Mar. 1st, 2006
SUBURBAN SUBVERSION
Mar. 1st, 2006 11:45 pm
It turns out to be an inoffensive yet classy re-imagining of the original songs, conceived and produced entirely by the original guys. It's sort of like "Abba*Teens", but aimed at the children of art-school nerds. Or as the official DEVO website calls it: "DEV2.0 is a strange, Corporate-Feudal experiment that attempts to bring the original DEVO music sensibility to children in the 5 to 8 year old demographic range."
Alas, musically, the CD is just so-so. The songs are nearly identical to the original versions, except they're being performed by five 13-year-olds (two gals, three guys). Not great, but certainly not awful -- I mean, they are Devo songs, after all (the highlights: Big Mess... and two new songs!).
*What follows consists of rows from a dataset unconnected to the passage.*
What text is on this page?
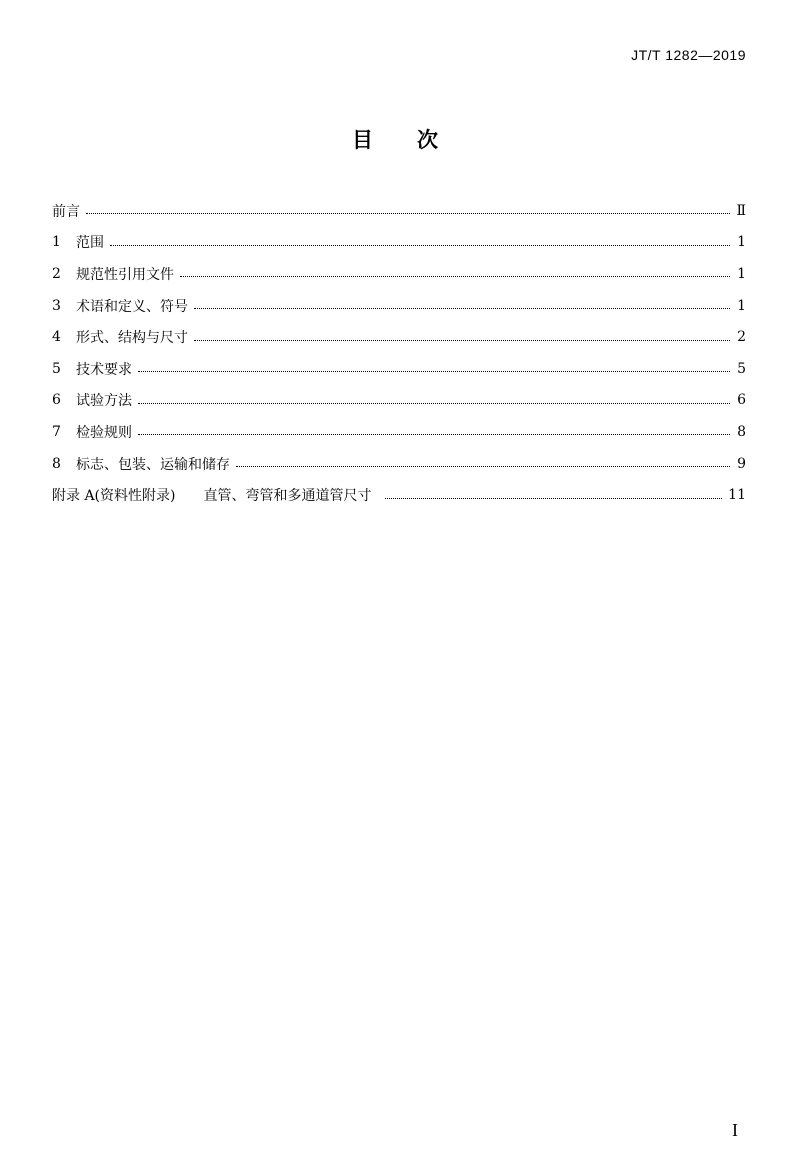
JT/T 1282—2019
目 次
前言	Ⅱ
1	范围	1
2	规范性引用文件	1
3	术语和定义、符号	1
4	形式、结构与尺寸	2
5	技术要求	5
6	试验方法	6
7	检验规则	8
8	标志、包装、运输和储存	9
附录 A(资料性附录)	直管、弯管和多通道管尺寸	11
I
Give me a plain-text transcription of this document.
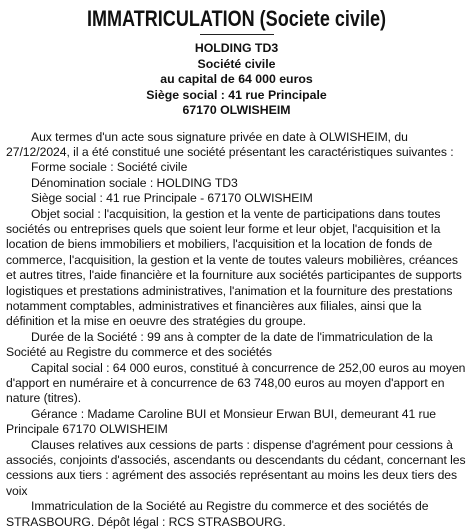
IMMATRICULATION (Societe civile)
HOLDING TD3
Société civile
au capital de 64 000 euros
Siège social : 41 rue Principale
67170 OLWISHEIM

Aux termes d'un acte sous signature privée en date à OLWISHEIM, du 27/12/2024, il a été constitué une société présentant les caractéristiques suivantes :

Forme sociale : Société civile

Dénomination sociale : HOLDING TD3

Siège social : 41 rue Principale - 67170 OLWISHEIM

Objet social : l'acquisition, la gestion et la vente de participations dans toutes sociétés ou entreprises quels que soient leur forme et leur objet, l'acquisition et la location de biens immobiliers et mobiliers, l'acquisition et la location de fonds de commerce, l'acquisition, la gestion et la vente de toutes valeurs mobilières, créances et autres titres, l'aide financière et la fourniture aux sociétés participantes de supports logistiques et prestations administratives, l'animation et la fourniture des prestations notamment comptables, administratives et financières aux filiales, ainsi que la définition et la mise en oeuvre des stratégies du groupe.

Durée de la Société : 99 ans à compter de la date de l'immatriculation de la Société au Registre du commerce et des sociétés

Capital social : 64 000 euros, constitué à concurrence de 252,00 euros au moyen d'apport en numéraire et à concurrence de 63 748,00 euros au moyen d'apport en nature (titres).

Gérance : Madame Caroline BUI et Monsieur Erwan BUI, demeurant 41 rue Principale 67170 OLWISHEIM

Clauses relatives aux cessions de parts : dispense d'agrément pour cessions à associés, conjoints d'associés, ascendants ou descendants du cédant, concernant les cessions aux tiers : agrément des associés représentant au moins les deux tiers des voix

Immatriculation de la Société au Registre du commerce et des sociétés de STRASBOURG. Dépôt légal : RCS STRASBOURG.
However, watching the DVD changed my opinion. The videos for all the songs are simple and refreshingly lo-tech, with some goofy animations thrown in for good measure. The interviews with the kids are charmingly clunky and unrehearsed, so they come off far more honest and "real" than the usual pre-packaged kid's band. They're not perky, hyperactive, over-directed "young pop stars", they're just normal, unaffected kids who like playing music and singing.
The end result is a disarmingly empowering, kid-positive album that encourages talent over image. And gets soccer-moms and their kids head-bobbing in their SUVs to the tunes of de-evolution.
Sneer all you want that it's just Disney (and Casale/Mothersbaugh) cashing in on the "Kidz Bop" craze, which really is the point, after all. But that makes it about as true to the de-evolutionary mantra of the original band as you can get.